2003: Das Bundesverfassungsgericht bestätigt das Urteil des Bundesarbeitsgerichts in Erfurt von 2002, nach dem das Tragen eines Kopftuchs aus religiösen Gründen an einem nicht-staatlichen Arbeitsplatz kein ausreichender Kündigungsgrund ist.

2004: Baden-Württemberg verankert als erstes Bundesland das Kopftuchverbot an öffentlichen Schulen im Schulgesetz. Im Juni bestätigt das Bundesverwaltungsgericht die Rechtmäßigkeit.

2011: Das Tragen einer Mütze in der Schule kann aus Sicht des Bundesarbeitsgerichts in Erfurt als religiöse Bekundung gewertet und damit verboten werden. Das Gericht stellt darauf ab, dass die Kopfbedeckung "erkennbar als Ersatz für ein islamisches Kopftuch getragen wird". Der Fall kommt nach Karlsruhe.

2015: Das Bundesverfassungsgericht kippt ein pauschales Kopftuchverbot für muslimische Lehrerinnen in öffentlichen Schulen. Ein Verbot sei nur dann möglich, wenn das Tragen der muslimischen Kopfbedeckung eine konkrete Gefahr für den Schulfrieden bedeute.

2017: Das Landesarbeitsgericht Berlin-Brandenburg folgt dieser Argumentation im Falle der Entschädigungsklage einer abgelehnten muslimischen Lehramtsbewerberin mit Kopftuch gegen das Land Berlin. Dessen Neutralitätsgesetz, das auffällige religiöse Kleidung bei staatlichen Bediensteten verbietet, sei nur bei einer konkreten Gefährdung des Schulfriedens anzuwenden.

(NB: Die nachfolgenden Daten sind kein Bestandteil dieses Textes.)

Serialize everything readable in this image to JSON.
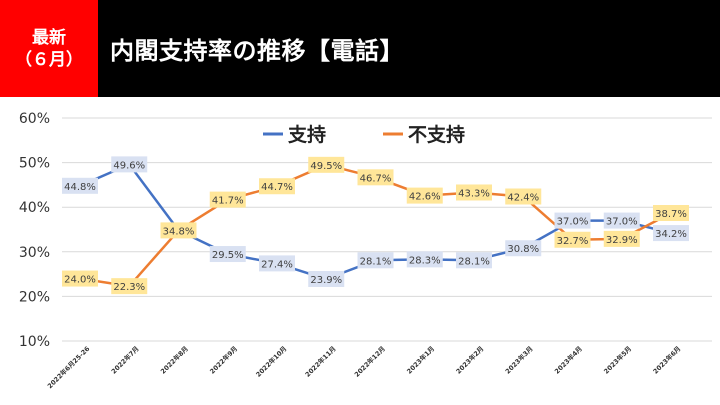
{
  "header": {
    "badge_line1": "最新",
    "badge_line2": "（６月）",
    "title": "内閣支持率の推移【電話】",
    "badge_color": "#ff0000",
    "bar_color": "#000000"
  },
  "chart_data": {
    "type": "line",
    "categories": [
      "2022年6月25-26",
      "2022年7月",
      "2022年8月",
      "2022年9月",
      "2022年10月",
      "2022年11月",
      "2022年12月",
      "2023年1月",
      "2023年2月",
      "2023年3月",
      "2023年4月",
      "2023年5月",
      "2023年6月"
    ],
    "series": [
      {
        "name": "支持",
        "color": "#4472c4",
        "label_bg": "#d9e1f2",
        "values": [
          44.8,
          49.6,
          34.8,
          29.5,
          27.4,
          23.9,
          28.1,
          28.3,
          28.1,
          30.8,
          37.0,
          37.0,
          34.2
        ],
        "labels": [
          "44.8%",
          "49.6%",
          "",
          "29.5%",
          "27.4%",
          "23.9%",
          "28.1%",
          "28.3%",
          "28.1%",
          "30.8%",
          "37.0%",
          "37.0%",
          "34.2%"
        ]
      },
      {
        "name": "不支持",
        "color": "#ed7d31",
        "label_bg": "#ffe699",
        "values": [
          24.0,
          22.3,
          34.8,
          41.7,
          44.7,
          49.5,
          46.7,
          42.6,
          43.3,
          42.4,
          32.7,
          32.9,
          38.7
        ],
        "labels": [
          "24.0%",
          "22.3%",
          "34.8%",
          "41.7%",
          "44.7%",
          "49.5%",
          "46.7%",
          "42.6%",
          "43.3%",
          "42.4%",
          "32.7%",
          "32.9%",
          "38.7%"
        ]
      }
    ],
    "yticks": [
      "10%",
      "20%",
      "30%",
      "40%",
      "50%",
      "60%"
    ],
    "ylim": [
      10,
      60
    ],
    "legend": "top-center",
    "grid": true
  }
}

2017: Baden-Württemberg verabschiedet als erstes Bundesland ein Gesetz zur Neutralität von Richtern und Staatsanwälten. Es verbietet das Tragen religiös und politisch geprägter Kleidungsstücke im Gericht. Betroffen sind hauptamtliche Richter, Staatsanwälte, Rechtsreferendare und auch Rechtspfleger, wenn diese richterliche Aufgaben ausüben. Nicht betroffen sind Schöffen und ehrenamtliche Richter.

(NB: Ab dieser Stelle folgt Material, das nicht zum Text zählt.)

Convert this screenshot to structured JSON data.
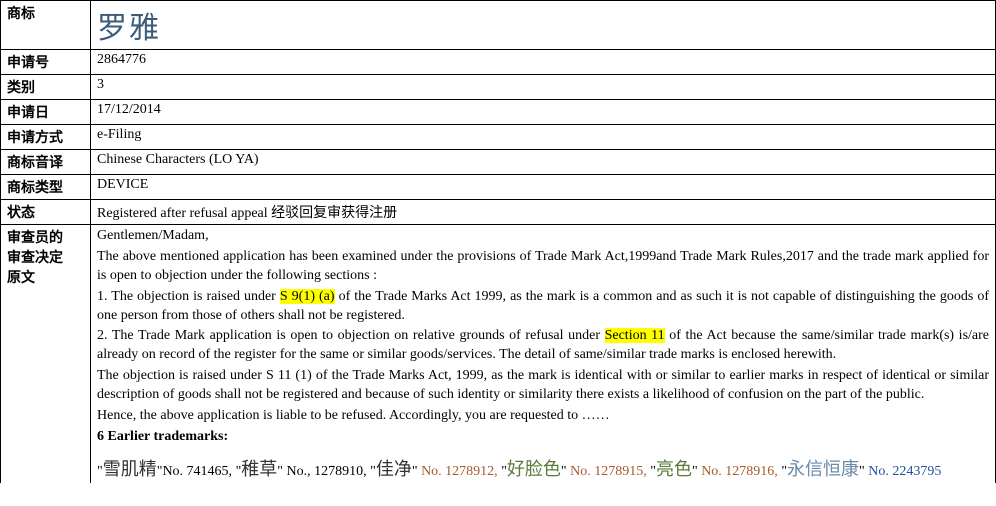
{
  "labels": {
    "trademark": "商标",
    "applicationNo": "申请号",
    "class": "类别",
    "applicationDate": "申请日",
    "filingMethod": "申请方式",
    "transliteration": "商标音译",
    "markType": "商标类型",
    "status": "状态",
    "decisionLabelLine1": "审查员的",
    "decisionLabelLine2": "审查决定",
    "decisionLabelLine3": "原文"
  },
  "values": {
    "trademarkText": "罗雅",
    "applicationNo": "2864776",
    "class": "3",
    "applicationDate": "17/12/2014",
    "filingMethod": "e-Filing",
    "transliteration": "Chinese Characters (LO YA)",
    "markType": "DEVICE",
    "status": "Registered after refusal appeal  经驳回复审获得注册"
  },
  "decision": {
    "salutation": "Gentlemen/Madam,",
    "para1a": "The above mentioned application has been examined under the provisions of Trade Mark Act,1999and Trade Mark Rules,2017 and the trade mark applied for is open to objection under the following sections :",
    "obj1_pre": "1. The objection is raised under ",
    "obj1_hl": "S 9(1) (a)",
    "obj1_post": " of the Trade Marks Act 1999, as the mark is a common and as such it is not capable of distinguishing the goods of one person from those of others shall not be registered.",
    "obj2_pre": "2. The Trade Mark application is open to objection on relative grounds of refusal under ",
    "obj2_hl": "Section 11",
    "obj2_post": " of the Act because the same/similar trade mark(s) is/are already on record of the register for the same or similar goods/services. The detail of same/similar trade marks is enclosed herewith.",
    "obj3": "The objection is raised under S 11 (1) of the Trade Marks Act, 1999, as the mark is identical with or similar to earlier marks in respect of identical or similar description of goods shall not be registered and because of such identity or similarity there exists a likelihood of confusion on the part of the public.",
    "hence": "Hence, the above application is liable to be refused. Accordingly, you are requested to ……",
    "earlierHeader": "6 Earlier trademarks:"
  },
  "earlierMarks": [
    {
      "quoteL": "\"",
      "text": "雪肌精",
      "quoteR": "\"",
      "noLabel": "No. 741465, ",
      "color": "#333333",
      "noColor": "#000000",
      "font": "STKaiti"
    },
    {
      "quoteL": "\"",
      "text": "稚草",
      "quoteR": "\"",
      "noLabel": " No., 1278910, ",
      "color": "#333333",
      "noColor": "#000000",
      "font": "STKaiti"
    },
    {
      "quoteL": "\"",
      "text": "佳净",
      "quoteR": "\"",
      "noLabel": " No. 1278912, ",
      "color": "#333333",
      "noColor": "#a55a2a",
      "font": "STKaiti"
    },
    {
      "quoteL": "\"",
      "text": "好脸色",
      "quoteR": "\"",
      "noLabel": " No. 1278915, ",
      "color": "#5a7a3a",
      "noColor": "#a55a2a",
      "font": "STXingkai"
    },
    {
      "quoteL": "\"",
      "text": "亮色",
      "quoteR": "\"",
      "noLabel": " No. 1278916, ",
      "color": "#5a7a3a",
      "noColor": "#a55a2a",
      "font": "STXingkai"
    },
    {
      "quoteL": "\"",
      "text": "永信恒康",
      "quoteR": "\"",
      "noLabel": " No. 2243795",
      "color": "#6a8aaa",
      "noColor": "#2050a0",
      "font": "STKaiti"
    }
  ]
}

2017: Das Bundesverfassungsgericht lehnt einen Eilantrag auf Erlass einer einstweiligen Anordnung gegen das vom hessischen Justizministerium verhängte Kopftuchverbot für Referendarinnen im juristischen Vorbereitungsdienst ab. Das hessische Justizministerium hatte ihr verboten, während ihrer Ausbildung mit Kopftuch Gerichtsverhandlungen zu führen oder die Staatsanwaltschaft zu vertreten.

2017: Der Europäische Gerichtshof (EuGH) in Luxemburg entscheidet im März erstmals über das Recht privater Arbeitgeber, muslimischen Frauen das Kopftuch zu verbieten. Danach können Arbeitgeber ihren Mitarbeitern verbieten, ein islamisches Kopftuch zu tragen, wenn sie zugleich alle anderen weltanschaulichen Zeichen untersagen. Gibt es eine solche Regel nicht, müssen Arbeitgeber das Tragen eines islamischen Kopftuches erlauben, auch wenn das einem Kunden nicht gefällt. Einschränkungen müssen insbesondere Mitarbeiter hinnehmen, die im Kundenkontakt Neutralität wahren müssen.

Herbst 2018: Mit NRW und Niedersachsen bereiten zwei weitere Bundesländer Gesetze vor, die das Tragen religiöser Symbole für Vertreter der Justiz während der Arbeit untersagen.

März 2019: Aus Sicht des Bayerischen Verfassungsgerichtshofs ist das im März 2018 in Bayern erlassene Verbot für Richterinnen und Richter, Staatsanwälte und Landesanwältinnen, in Verhandlungen religiös oder weltanschaulich geprägte Symbole oder Kleidungsstücke zu tragen, rechtens.